Senior Engineer, Payments Tech Operations
About Payments TechOps:
The Vision of Payments Techops is to empower Payments Engineering teams in delivering exceptional payment experiences to our Guests and Hosts through a foundation of Operational Excellence. TechOps shall achieve the same by
- Driving the ‘Customer Centric Payments Observability’ through the Flow level monitoring
- Driving ‘Customer Excellence’ by managing all customer service escalations (incl. potential) for the Payments Engineering teams
- Enhancing the ‘Engineering Productivity’ of the Payments Tech teams through proactive automations and tech-enabled processes
What you’ll do:
- Drive the Flow level observability strategy including instrumentation & operations to enhance the detection & mitigation capabilities
- Drive initiatives independently to fix root-causes identified from the repeat issues observed across monitoring platforms - challenge the status quo and follow through to completion
- Build proactive alerting and real-time monitoring tools to help identify issues early and in-collaboration with Product engineering teams, resolve the issues in a timely manner
- Develop observability standards/ framework for new product readiness to ensure service reliability in SOA and distributed systems
- Build Domain Expertise to achieve Scalability - by understanding the nuances of Payments - across processing, compliance and infra
- Drive large scale migration and adoption projects on Observability & Reliability by cross-collaborating with various Payments teams
- Collaborate with large set of stakeholders across engineering, infrastructure and operations teams to align and implement foundational & Operational programs
- Automate our alerts configuration across various observability tools (eg.
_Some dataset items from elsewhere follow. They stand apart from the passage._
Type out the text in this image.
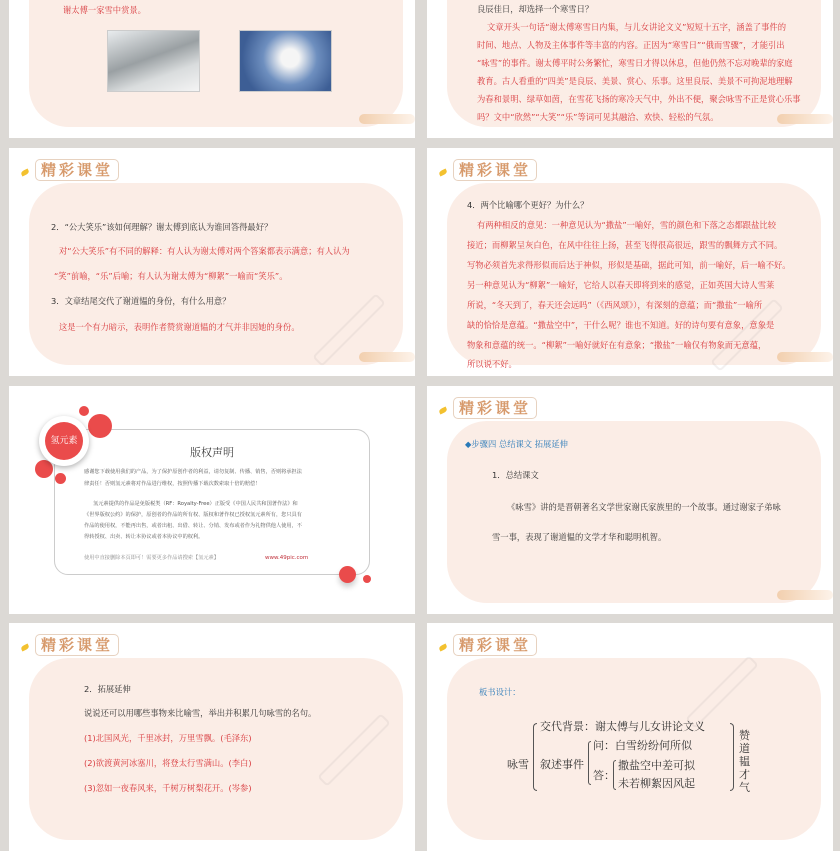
谢太傅一家雪中赏景。	良辰佳日，却选择一个寒雪日？
文章开头一句话“谢太傅寒雪日内集，与儿女讲论文义”短短十五字，涵盖了事件的
时间、地点、人物及主体事件等丰富的内容。正因为“寒雪日”“俄而雪骤”，才能引出
“咏雪”的事件。谢太傅平时公务繁忙，寒雪日才得以休息，但他仍然不忘对晚辈的家庭
教育。古人看重的“四美”是良辰、美景、赏心、乐事。这里良辰、美景不可拘泥地理解
为春和景明、绿草如茵，在雪花飞扬的寒冷天气中，外出不便，聚会咏雪不正是赏心乐事
吗？文中“欣然”“大笑”“乐”等词可见其融洽、欢快、轻松的气氛。
精彩课堂
2．“公大笑乐”该如何理解？谢太傅到底认为谁回答得最好？
对“公大笑乐”有不同的解释：有人认为谢太傅对两个答案都表示满意；有人认为
“笑”前喻，“乐”后喻；有人认为谢太傅为“柳絮”一喻而“笑乐”。
3．文章结尾交代了谢道韫的身份，有什么用意？
这是一个有力暗示，表明作者赞赏谢道韫的才气并非因她的身份。
精彩课堂
4．两个比喻哪个更好？为什么？
有两种相反的意见：一种意见认为“撒盐”一喻好，雪的颜色和下落之态都跟盐比较
接近；而柳絮呈灰白色，在风中往往上扬，甚至飞得很高很远，跟雪的飘舞方式不同。
写物必须首先求得形似而后达于神似，形似是基础，据此可知，前一喻好，后一喻不好。
另一种意见认为“柳絮”一喻好，它给人以春天即将到来的感觉，正如英国大诗人雪莱
所说，“冬天到了，春天还会远吗”（《西风颂》），有深刻的意蕴；而“撒盐”一喻所
缺的恰恰是意蕴。“撒盐空中”，干什么呢？谁也不知道。好的诗句要有意象，意象是
物象和意蕴的统一。“柳絮”一喻好就好在有意象；“撒盐”一喻仅有物象而无意蕴，
所以说不好。
氢元素
版权声明
感谢您下载使用我们的产品，为了保护原创作者的利益，请勿复制、传播、销售，否则将承担法
律责任！否则氢元素将对作品进行维权，按照传播下载次数索取十倍的赔偿！
氢元素提供的作品是免版税类（RF：Royalty-Free）正版受《中国人民共和国著作法》和
《世界版权公约》的保护，原创者的作品的所有权、版权和著作权已授权氢元素所有，您只具有
作品的使用权，不能再出售，或者出租、出借、转让、分销、发布或者作为礼物供他人使用，不
得转授权、出卖、转让本协议或者本协议中的权利。
使用中直接删除本页即可！需要更多作品请搜索【氢元素】	www.49pic.com
精彩课堂
◆步骤四 总结课文 拓展延伸
1．总结课文
《咏雪》讲的是晋朝著名文学世家谢氏家族里的一个故事。通过谢家子弟咏
雪一事，表现了谢道韫的文学才华和聪明机智。
精彩课堂
2．拓展延伸
说说还可以用哪些事物来比喻雪，举出并积累几句咏雪的名句。
(1)北国风光，千里冰封，万里雪飘。(毛泽东)
(2)欲渡黄河冰塞川，将登太行雪满山。(李白)
(3)忽如一夜春风来，千树万树梨花开。(岑参)
精彩课堂
板书设计：
咏雪
交代背景：谢太傅与儿女讲论文义
叙述事件
问：白雪纷纷何所似
答：
撒盐空中差可拟
未若柳絮因风起
赞道韫才气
Watchpoint, Kibana, Datadog etc.) that work across signals - metrics, logs and traces
- Bring ideas to life (i.e. production) to help make the lives of engineers better
- Advocate and implement reliable design patterns (circuit breakers, graceful degradation, end-point monitoring etc.)
- Partner with the broader Airbnb organization to learn from incidents through a blameless post mortem process
- Automate as much as humanly possible and always configure as code
About You:
- 8+ years of technical experience, with 5+ years of relevant industry experience in a fast paced tech environment
- Experience in building and implementing Observability/ SRE along with expertise in building availability/Reliability tools in a similar environment
- Experience in driving E2E SRE initiatives (L2/L3) and improving observability & reliability, preferably in the payments space
- You have strong working knowledge across observability tools (eg. DataDog, Open Telemetry etc.) & SRE Practices
- Experience in Application and Tool development (Java, .Net, Python) in Microservices environments. Previous experience in AI/ML will be a plus.
- Experience with initiatives across Auto scaling, Self-healing mechanism, Chaos Engineering, Performance optimization techniques will be a plus
- You have excellent communication skills and the ability to work well within a team and with teams across timezones
- You are a strong problem solver and have worked in a team that is on-call for production systems before
- Technical leadership: hands on experience leading project teams and setting technical direction and strategy
- You are passionate about efficiency, availability, technical quality and system quality
Offices: Bangalore, India